Birds sing you are welcome as your eyes catch a massive cutout board of a 2000’s Nokia phone. The atmosphere inside? Pure bliss. Visitors reminisce in the childlike innocence they once felt. You can find your long-forgotten favorite toys and your parents will be delighted to see their day-to-day objects from their own childhood.

Childhood books and items, from the wide collection at Al-Taybeen Museum.

Visitors will feel right at home at Al-Taybeen. Majid aims to keep the scrappy museum as authentic as possible. “I see vintage items as a relief from our busy lives,” he shares. “Old items take me back to my happy childhood when we were innocent and free.” After conjuring one too many collectibles, 

Al-Taybeen opened to the public as a museum in 2018. New items are added almost daily since its opening. From bought antiques to luckily found gems—Majid is keen to preserve treasured objects from around the world. He is a treasure hunter of childhood memories, a nostalgic hero, if you will.

Childhood sweets and snacks, from the wide collection at Al-Taybeen Museum.

Our childhoods are fond of sweet treats and many breakfast cereal bowls. At Al-Taybeen, you will relive your childhood through the snacks and beverages, which will spark memories of chowing down on chocolate bars and sipping on fizzy sodas. The first zone in the museum offers a more than an ordinary collection of soda cans—Coca-Cola’s 1950s bottles to Vimto over decades. What Majid shares is not only a trip to a familiar time but a chance to discover the evolutions of brands we know today. 

1950s Snickers boxes are displayed above the Kit Kat packaging. A 1920s Kellogg’s Corn Flakes, a 1970s Lipton box, and the progression of Mackintosh Quality Street boxes (which famously hold needles and threads in households) are all propped up for you to observe and remember.

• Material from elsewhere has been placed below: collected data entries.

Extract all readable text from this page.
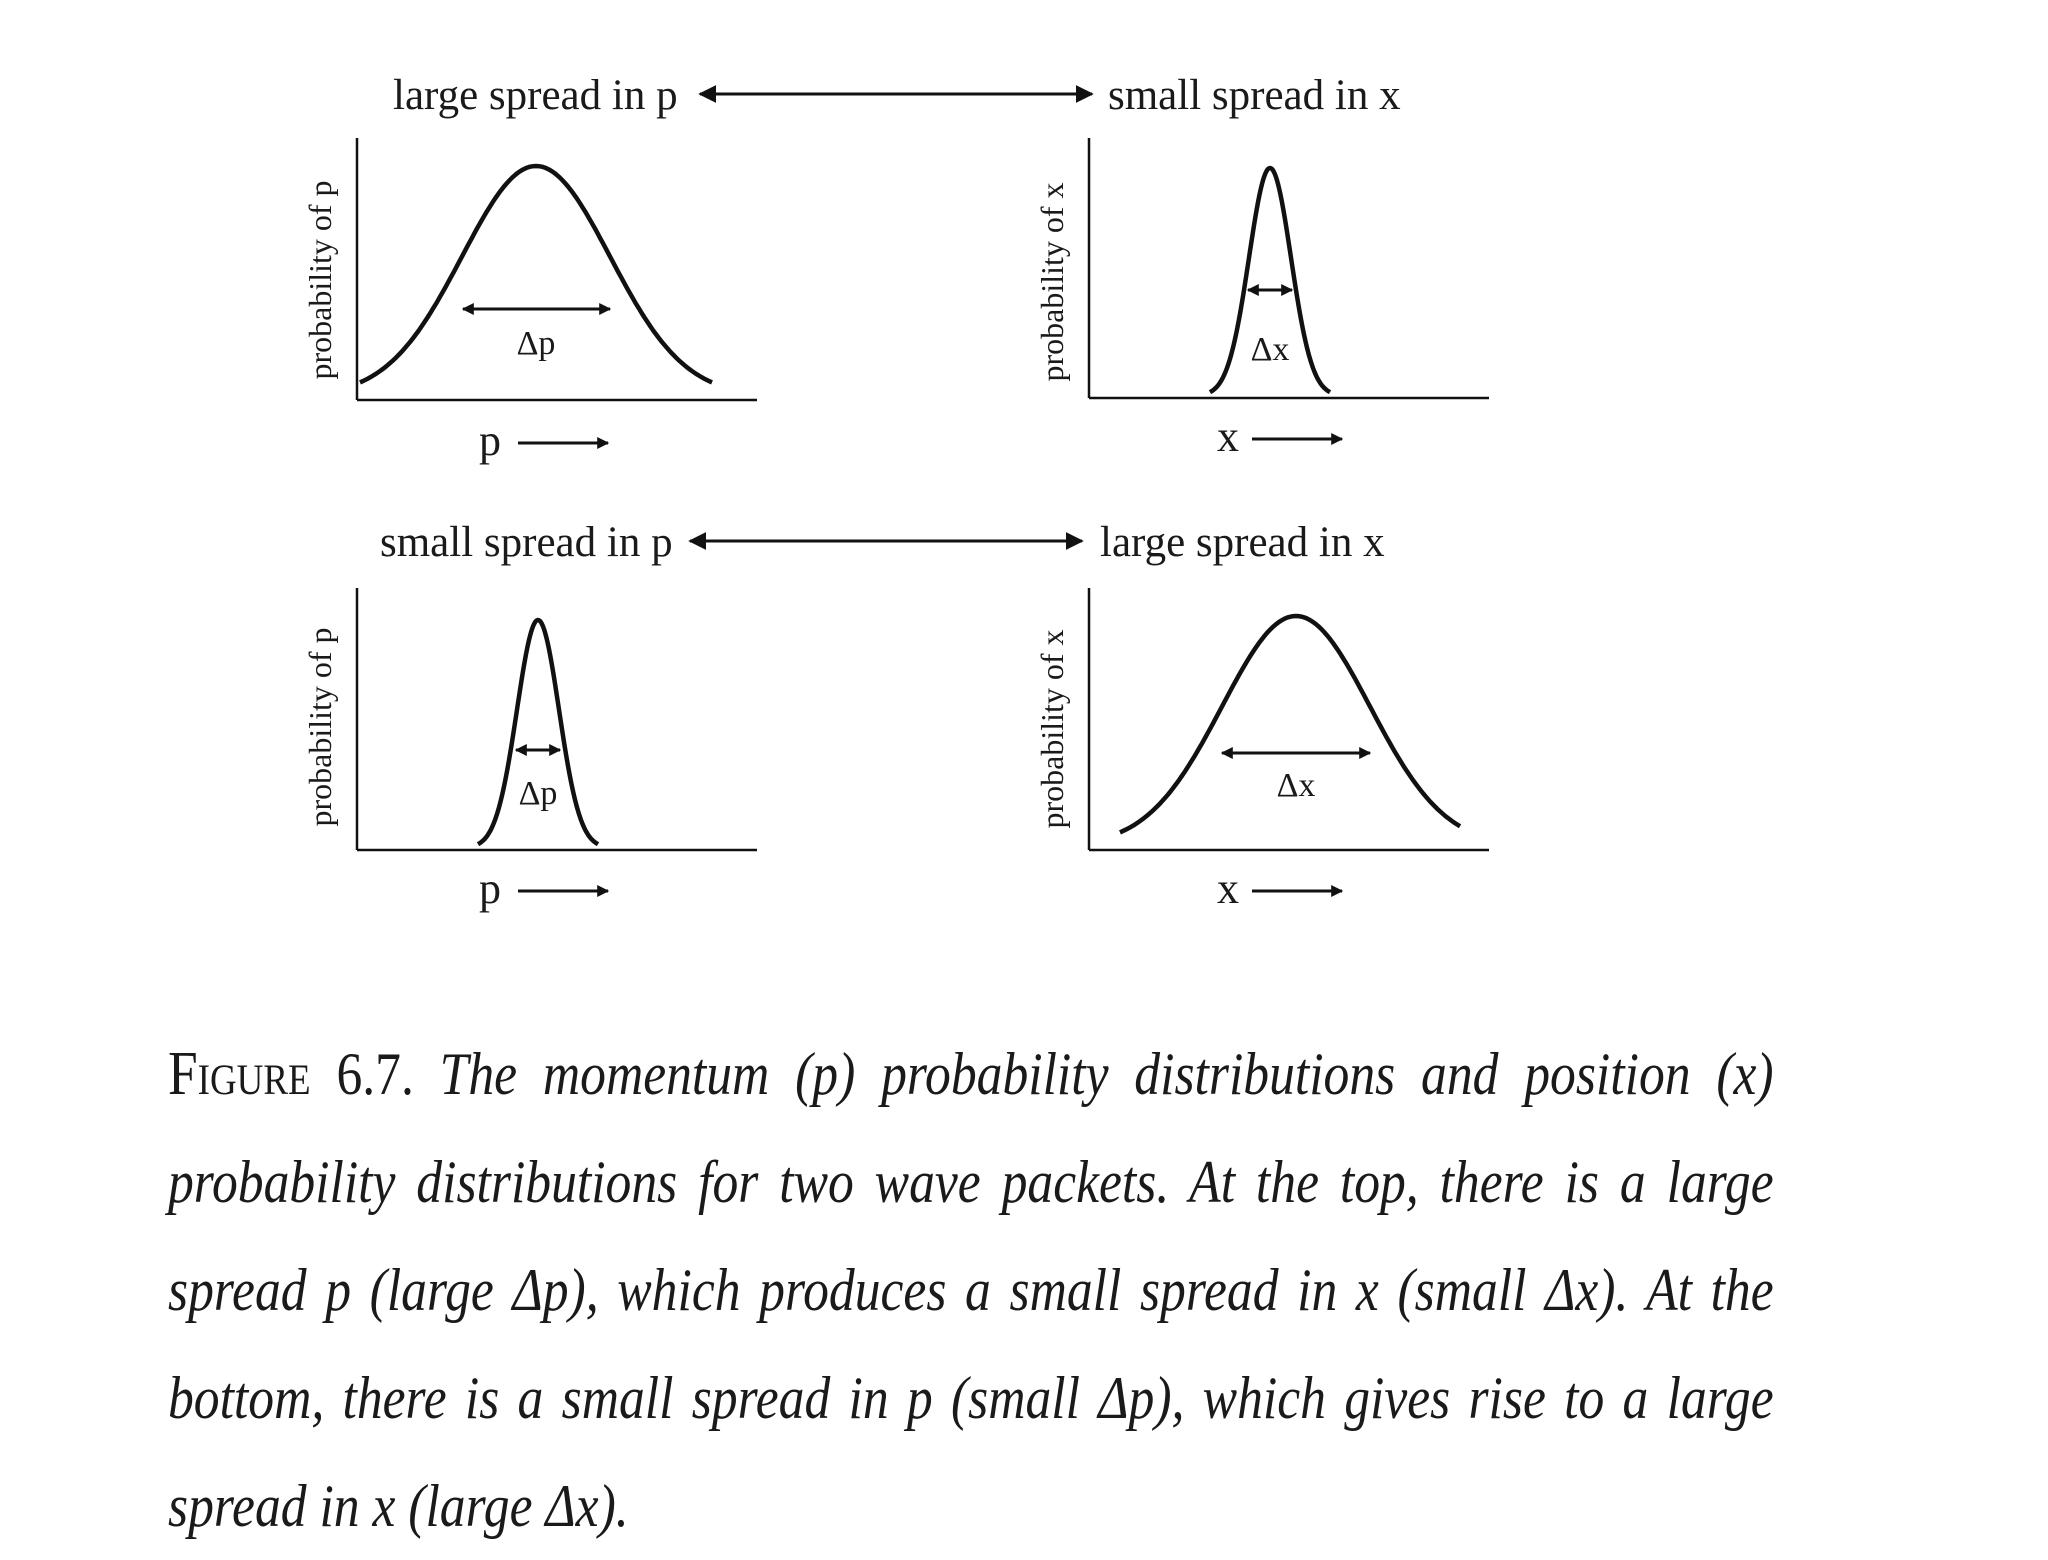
large spread in p	small spread in x
probability of p	Δp
p
probability of x	Δx
x
small spread in p	large spread in x
probability of p	Δp
p
probability of x	Δx
x
Figure 6.7. The momentum (p) probability distributions and position (x) probability distributions for two wave packets. At the top, there is a large spread p (large Δp), which produces a small spread in x (small Δx). At the bottom, there is a small spread in p (small Δp), which gives rise to a large spread in x (large Δx).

With friends and family, he supplied the keepsakes. He saved a telephone booth from the King Fahd Park before it would be trashed, with connections, he retrieved an airline seat from an old Saudia plane, and he had bought other rare gems to display. There is an old chair that is said to be the one that the Founder of the country, King Abdulaziz Al-Saud sat on in 1925 in celebration when Jeddah was united with the Kingdom. Al-Taybeen is for the fanatic of all-things vintage, a place to find forgotten toys, treasures and other tangibles. The transformation of telephones, typewriters and televisions are all part of the treasure trove. 

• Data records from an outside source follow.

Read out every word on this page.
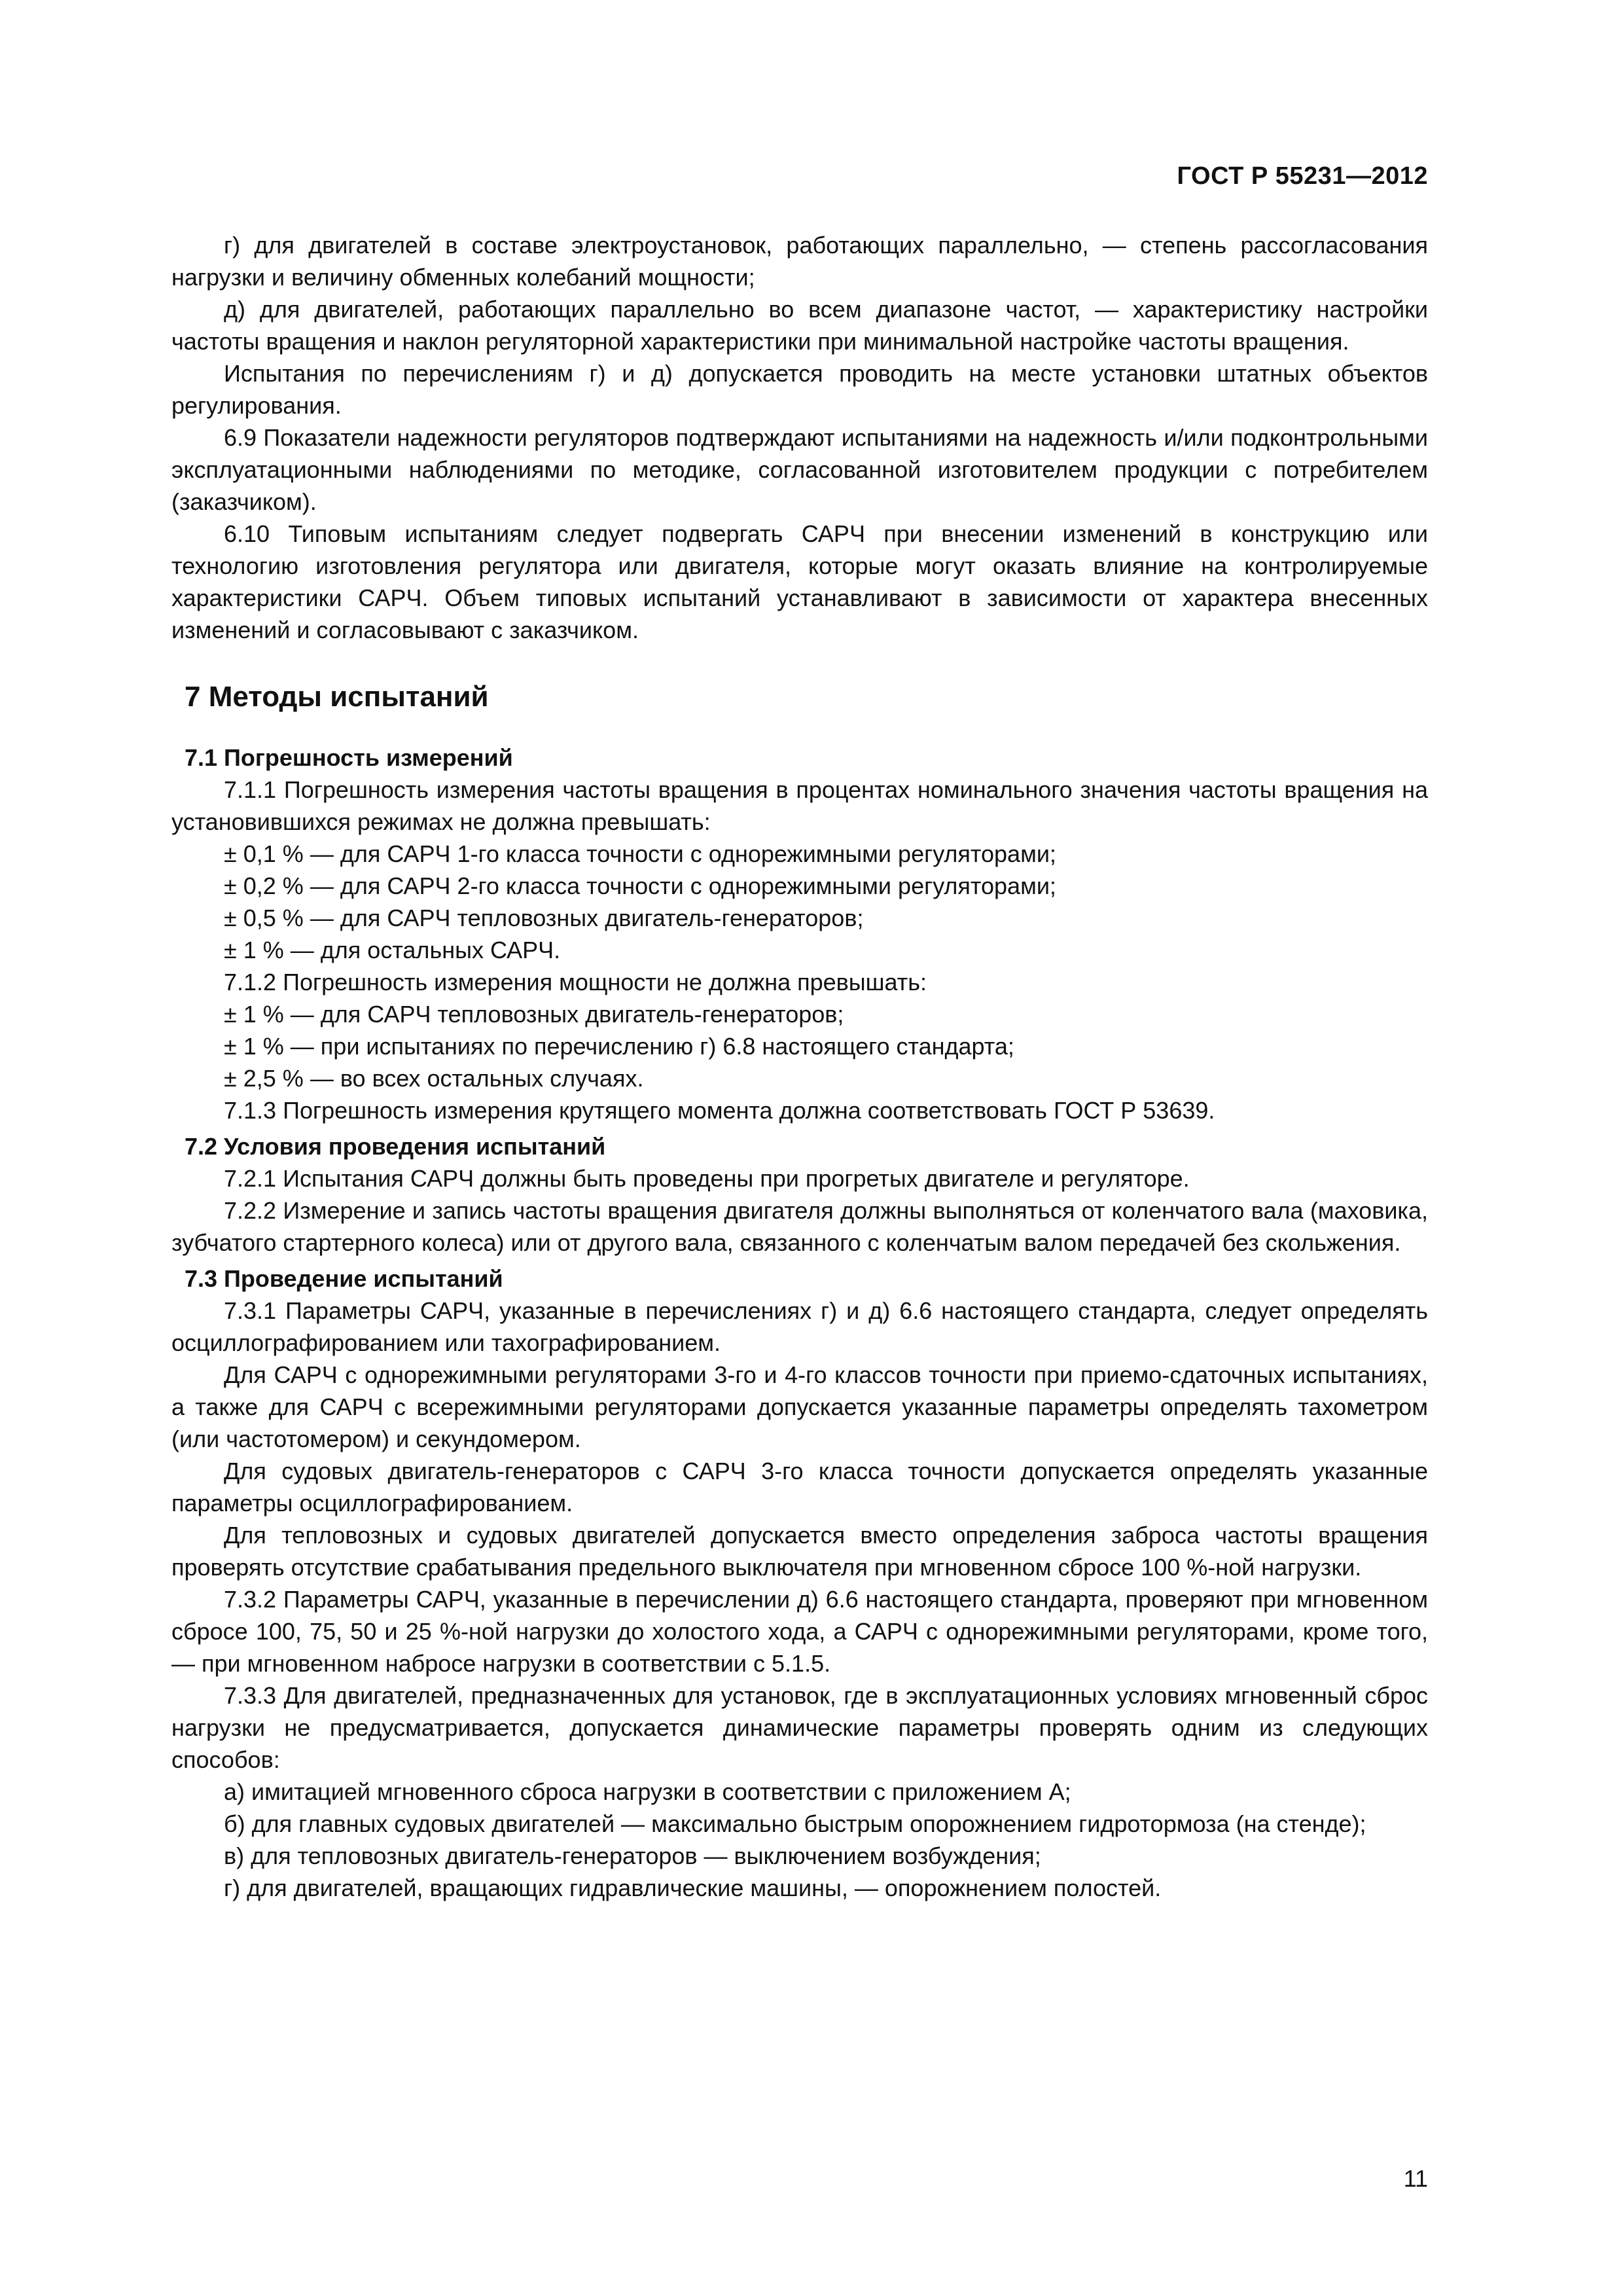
ГОСТ Р 55231—2012

г) для двигателей в составе электроустановок, работающих параллельно, — степень рассогласования нагрузки и величину обменных колебаний мощности;

д) для двигателей, работающих параллельно во всем диапазоне частот, — характеристику настройки частоты вращения и наклон регуляторной характеристики при минимальной настройке частоты вращения.

Испытания по перечислениям г) и д) допускается проводить на месте установки штатных объектов регулирования.

6.9 Показатели надежности регуляторов подтверждают испытаниями на надежность и/или подконтрольными эксплуатационными наблюдениями по методике, согласованной изготовителем продукции с потребителем (заказчиком).

6.10 Типовым испытаниям следует подвергать САРЧ при внесении изменений в конструкцию или технологию изготовления регулятора или двигателя, которые могут оказать влияние на контролируемые характеристики САРЧ. Объем типовых испытаний устанавливают в зависимости от характера внесенных изменений и согласовывают с заказчиком.

7 Методы испытаний
7.1 Погрешность измерений

7.1.1 Погрешность измерения частоты вращения в процентах номинального значения частоты вращения на установившихся режимах не должна превышать:

± 0,1 % — для САРЧ 1-го класса точности с однорежимными регуляторами;

± 0,2 % — для САРЧ 2-го класса точности с однорежимными регуляторами;

± 0,5 % — для САРЧ тепловозных двигатель-генераторов;

± 1 % — для остальных САРЧ.

7.1.2 Погрешность измерения мощности не должна превышать:

± 1 % — для САРЧ тепловозных двигатель-генераторов;

± 1 % — при испытаниях по перечислению г) 6.8 настоящего стандарта;

± 2,5 % — во всех остальных случаях.

7.1.3 Погрешность измерения крутящего момента должна соответствовать ГОСТ Р 53639.

7.2 Условия проведения испытаний

7.2.1 Испытания САРЧ должны быть проведены при прогретых двигателе и регуляторе.

7.2.2 Измерение и запись частоты вращения двигателя должны выполняться от коленчатого вала (маховика, зубчатого стартерного колеса) или от другого вала, связанного с коленчатым валом передачей без скольжения.

7.3 Проведение испытаний

7.3.1 Параметры САРЧ, указанные в перечислениях г) и д) 6.6 настоящего стандарта, следует определять осциллографированием или тахографированием.

Для САРЧ с однорежимными регуляторами 3-го и 4-го классов точности при приемо-сдаточных испытаниях, а также для САРЧ с всережимными регуляторами допускается указанные параметры определять тахометром (или частотомером) и секундомером.

Для судовых двигатель-генераторов с САРЧ 3-го класса точности допускается определять указанные параметры осциллографированием.

Для тепловозных и судовых двигателей допускается вместо определения заброса частоты вращения проверять отсутствие срабатывания предельного выключателя при мгновенном сбросе 100 %-ной нагрузки.

7.3.2 Параметры САРЧ, указанные в перечислении д) 6.6 настоящего стандарта, проверяют при мгновенном сбросе 100, 75, 50 и 25 %-ной нагрузки до холостого хода, а САРЧ с однорежимными регуляторами, кроме того, — при мгновенном набросе нагрузки в соответствии с 5.1.5.

7.3.3 Для двигателей, предназначенных для установок, где в эксплуатационных условиях мгновенный сброс нагрузки не предусматривается, допускается динамические параметры проверять одним из следующих способов:

а) имитацией мгновенного сброса нагрузки в соответствии с приложением А;

б) для главных судовых двигателей — максимально быстрым опорожнением гидротормоза (на стенде);

в) для тепловозных двигатель-генераторов — выключением возбуждения;

г) для двигателей, вращающих гидравлические машины, — опорожнением полостей.

11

This museum reminds us of the blissful freedom we experienced as children. When the Playstation (PS1) was all the rage in the 1990s and kids played video games for endless hours. When families gathered and played board games like Carrom and we all stacked movie libraries of VHS tapes.

The Japanese anime dubbed into Arabic 'Captain Majid,' with a cult following in the Middle East. From the collection at Al-Taybeen Museum.

“Kids nowadays are not enjoying their childhood as much as we did,” Majid states on the topic of childhood today versus older generations. “They lack physical entertainment because of modern technology.” Children today grow up scrolling through iPhones as young as 12 years old, not using their hand-me-down Nokia’s from their siblings. Visiting this museum will remind us how things were, reflect on how things are and ponder what will be for future children.

“It’s painful when people say they wish they had known of this place before they had thrown out so many of their items,” Majid says. He mentions how our items hold memories—every toy, bottle, and even paper becomes sentimental. Blasts from the past are kept in the time capsule that is Al-Taybeen. Consider donating your precious items to this wonderful museum before throwing them out during your next spring-cleaning. To go back in time and relive your childhood, visit Al-Taybeen Museum, a place for all good things and great memories.